Ostensibly, Jonathan is adamant because there is no other way to fund his trillion naira transformation project. Yet, there is not one but many other ways. Among them: a 50% cut, for a start, in total emoluments (salaries and allowances) of all political and top public office holders; an end to the booty called security votes handed to the president and governors (and, doubtless, emulated by all executive political officers such as the vice president, local government chairmen, speaker of the House of Representatives, president of the Senate, speakers of all the state houses, ministers and commissioners); the recovery of stolen loot; and the immediate plugging of all avenues of waste and graft. Take security votes alone. At roughly N300 million monthly per state governor — though the actual figures remain a well-guarded secret — that is N3.6 billion a year, amounting to N130 billion for all thirty-six states. Add to that the president’s own security vote, also a matter of great secrecy but assuredly a staggering amount, and it becomes even plainer that Jonathan has no reason to multiply the suffering of the people.
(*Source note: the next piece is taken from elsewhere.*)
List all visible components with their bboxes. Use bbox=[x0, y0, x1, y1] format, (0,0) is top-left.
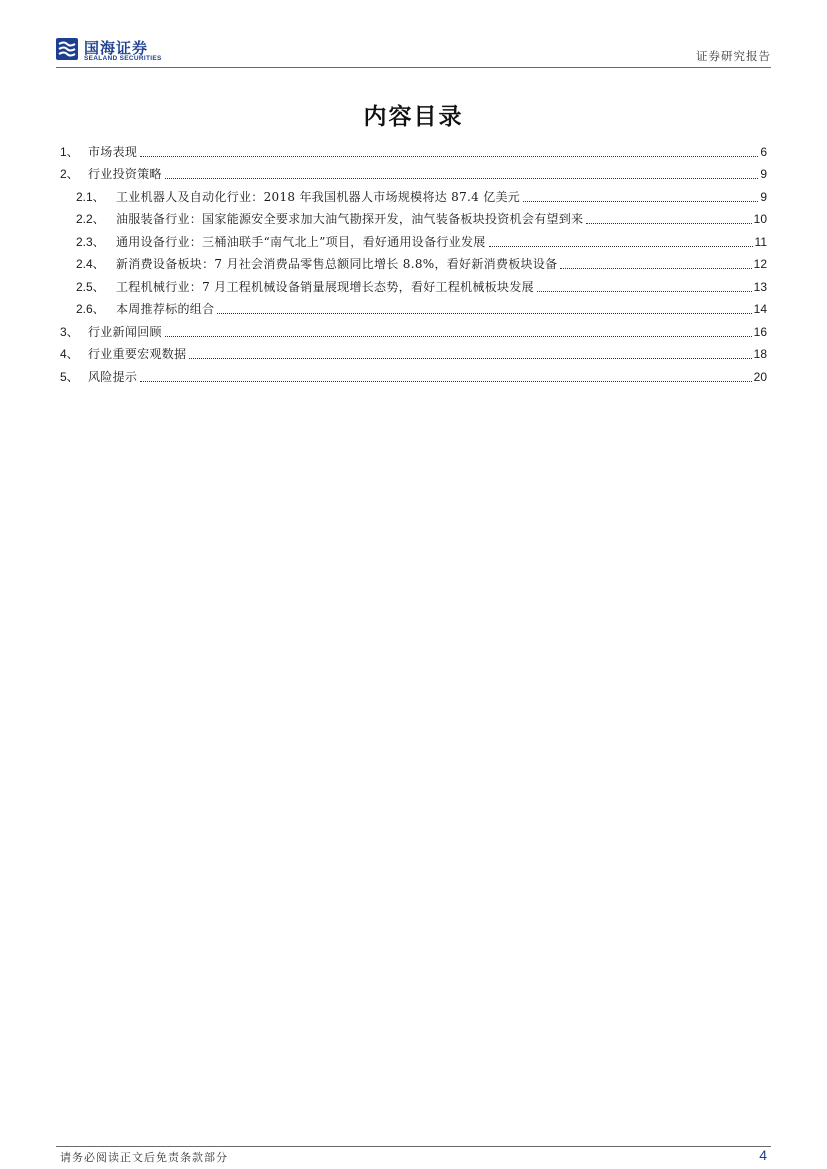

This option prevents him from insisting, in effect, that the people continue their unending blood transfusion to maintain a monstrous government machinery of corruption and inefficiency. But the truth is that one more litre of blood will mean their death, metaphorically speaking, though this metaphor assumes a literal meaning with the blood spilled and yet to dry in the streets. By refusing to consider this option, and by choosing to subvert the people’s sovereign will, Jonathan begins a dangerous tightrope walk to tyranny. Faced with this choice, it is in his best interest to resign. Honourably. If in doubt, he would do well to consult the newest pages of history’s book of dictators.